Ben Johnson Is One Caleb Williams Fix From Something Scary

The Chicago Bears are making waves with their innovative offensive strategies under head coach Ben Johnson, hinting at a promising future.

Chicago Bears fans spent much of last season enjoying something they hadn’t had in a while: a team that looked organized, confident and dangerous. Ben Johnson was at the center of it, and one of the more revealing parts of his offense was hiding in plain sight.

Ryan Paganetti, an NFL analyst who previously worked with the Philadelphia Eagles, Jacksonville Jaguars and Las Vegas Raiders, recently dug into one specific tendency from Johnson’s playbook. The numbers show that on 2nd-and-1, Johnson is willing to go against the usual script far more often than most play callers.

Plenty of coaches simply hand the ball off and take the easy first down. Johnson, though, is far more likely to treat that spot as a chance to attack.

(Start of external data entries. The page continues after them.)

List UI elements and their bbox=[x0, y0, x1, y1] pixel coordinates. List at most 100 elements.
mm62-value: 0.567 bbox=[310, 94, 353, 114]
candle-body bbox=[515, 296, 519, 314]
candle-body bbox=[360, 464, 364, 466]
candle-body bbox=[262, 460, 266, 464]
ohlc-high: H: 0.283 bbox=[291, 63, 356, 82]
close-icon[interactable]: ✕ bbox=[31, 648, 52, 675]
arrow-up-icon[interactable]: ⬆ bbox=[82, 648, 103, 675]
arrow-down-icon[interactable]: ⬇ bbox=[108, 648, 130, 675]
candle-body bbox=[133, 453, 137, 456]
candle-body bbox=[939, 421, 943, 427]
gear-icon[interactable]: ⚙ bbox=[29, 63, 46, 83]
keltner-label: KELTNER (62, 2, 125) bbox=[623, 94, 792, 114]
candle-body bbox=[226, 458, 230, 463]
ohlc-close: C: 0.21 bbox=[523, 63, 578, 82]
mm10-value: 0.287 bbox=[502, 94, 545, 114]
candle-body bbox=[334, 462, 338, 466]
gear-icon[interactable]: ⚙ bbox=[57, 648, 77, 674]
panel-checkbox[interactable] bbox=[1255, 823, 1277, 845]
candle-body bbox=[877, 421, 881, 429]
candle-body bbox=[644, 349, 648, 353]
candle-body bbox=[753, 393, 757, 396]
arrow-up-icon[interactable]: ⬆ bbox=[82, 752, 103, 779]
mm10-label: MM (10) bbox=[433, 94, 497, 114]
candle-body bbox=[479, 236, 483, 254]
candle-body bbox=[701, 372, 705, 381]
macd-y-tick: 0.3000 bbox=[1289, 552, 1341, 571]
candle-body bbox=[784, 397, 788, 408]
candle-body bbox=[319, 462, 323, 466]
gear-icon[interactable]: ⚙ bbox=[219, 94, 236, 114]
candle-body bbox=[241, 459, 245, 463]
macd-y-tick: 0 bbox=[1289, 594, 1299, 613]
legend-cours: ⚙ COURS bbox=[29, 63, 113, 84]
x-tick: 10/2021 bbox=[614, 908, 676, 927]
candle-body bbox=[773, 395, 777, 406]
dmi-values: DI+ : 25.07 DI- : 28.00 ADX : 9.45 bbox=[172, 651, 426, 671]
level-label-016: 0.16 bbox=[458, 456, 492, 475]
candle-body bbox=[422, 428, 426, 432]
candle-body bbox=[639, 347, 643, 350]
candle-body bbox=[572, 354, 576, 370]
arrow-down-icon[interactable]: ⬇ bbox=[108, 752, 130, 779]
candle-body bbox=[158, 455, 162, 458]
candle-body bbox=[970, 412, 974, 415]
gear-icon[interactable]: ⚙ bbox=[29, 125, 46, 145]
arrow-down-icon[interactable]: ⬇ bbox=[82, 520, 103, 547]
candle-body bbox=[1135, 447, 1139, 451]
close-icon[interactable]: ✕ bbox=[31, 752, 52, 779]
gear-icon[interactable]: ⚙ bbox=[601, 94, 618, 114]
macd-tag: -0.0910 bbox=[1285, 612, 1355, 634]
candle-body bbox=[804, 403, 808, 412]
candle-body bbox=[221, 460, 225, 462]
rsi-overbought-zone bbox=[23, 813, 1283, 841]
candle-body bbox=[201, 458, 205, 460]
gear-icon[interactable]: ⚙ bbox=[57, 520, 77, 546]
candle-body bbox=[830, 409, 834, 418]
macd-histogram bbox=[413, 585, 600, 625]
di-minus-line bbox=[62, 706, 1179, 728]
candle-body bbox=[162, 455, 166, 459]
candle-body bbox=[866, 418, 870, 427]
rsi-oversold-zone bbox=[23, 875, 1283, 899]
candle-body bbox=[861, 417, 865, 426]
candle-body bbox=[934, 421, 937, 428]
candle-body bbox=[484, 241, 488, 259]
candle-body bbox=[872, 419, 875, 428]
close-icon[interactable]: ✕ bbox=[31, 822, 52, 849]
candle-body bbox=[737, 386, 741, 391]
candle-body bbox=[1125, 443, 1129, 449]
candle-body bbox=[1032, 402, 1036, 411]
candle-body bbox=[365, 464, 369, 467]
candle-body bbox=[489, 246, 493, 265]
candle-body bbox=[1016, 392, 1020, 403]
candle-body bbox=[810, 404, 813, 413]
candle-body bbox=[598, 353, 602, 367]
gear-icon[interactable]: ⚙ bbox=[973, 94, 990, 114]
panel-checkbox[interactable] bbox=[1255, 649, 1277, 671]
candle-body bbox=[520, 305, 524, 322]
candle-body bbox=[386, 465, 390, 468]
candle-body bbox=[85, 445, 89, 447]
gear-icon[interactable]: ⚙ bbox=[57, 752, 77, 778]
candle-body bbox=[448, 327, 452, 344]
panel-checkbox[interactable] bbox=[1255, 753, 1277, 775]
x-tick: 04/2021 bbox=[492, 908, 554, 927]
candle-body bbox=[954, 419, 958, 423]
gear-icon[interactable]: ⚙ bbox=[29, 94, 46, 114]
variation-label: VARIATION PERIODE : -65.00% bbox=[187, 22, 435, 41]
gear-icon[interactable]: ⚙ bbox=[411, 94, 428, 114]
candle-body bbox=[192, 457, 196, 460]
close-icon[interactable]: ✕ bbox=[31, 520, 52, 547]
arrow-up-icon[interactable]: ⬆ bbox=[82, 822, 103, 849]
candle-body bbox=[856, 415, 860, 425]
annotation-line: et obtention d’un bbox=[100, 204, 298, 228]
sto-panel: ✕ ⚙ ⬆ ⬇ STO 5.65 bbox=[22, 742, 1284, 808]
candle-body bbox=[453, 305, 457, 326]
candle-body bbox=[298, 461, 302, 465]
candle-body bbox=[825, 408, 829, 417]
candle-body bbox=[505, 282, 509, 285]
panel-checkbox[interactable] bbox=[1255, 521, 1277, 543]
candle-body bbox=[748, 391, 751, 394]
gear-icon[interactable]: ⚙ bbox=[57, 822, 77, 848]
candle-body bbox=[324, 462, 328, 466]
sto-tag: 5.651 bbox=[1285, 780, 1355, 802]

That kind of aggression helped fuel a Bears offense that finished 9th in the NFL in yards per play last season at 5.7. Chicago was already productive in several major categories, but the real ceiling may still be ahead of it.

The biggest swing factor is Caleb Williams. His completion percentage sat at 58.1 last season, and Johnson has already made clear that improving that number is a priority heading into the 2026 season. That alone changes the conversation around what this offense can become in Year 2.

Last season was full of near-misses for Chicago - plays that had the look of explosives before ending in incompletions. Bears fans know the type of snap: a receiver unable to finish the catch, or Williams just off target. Olamide Zaccheaus, in particular, is a name that may still bring back those memories.

But if Williams were to climb to 63 percent completion, which is merely average, the math gets interesting fast. Using the Bears’ 1,103 plays and 6,282 total yards from last season, along with Williams’ 568 passing attempts and his 11.9 yards per completion, that bump would have lifted Chicago to 5.89 yards per play. That would have ranked 3rd in the NFL, behind only the Rams and Patriots.

That’s the kind of leap that makes Johnson’s approach so intriguing. The Bears were already moving the ball. If the passing game sharpens even a little, the offense could look a lot different very quickly.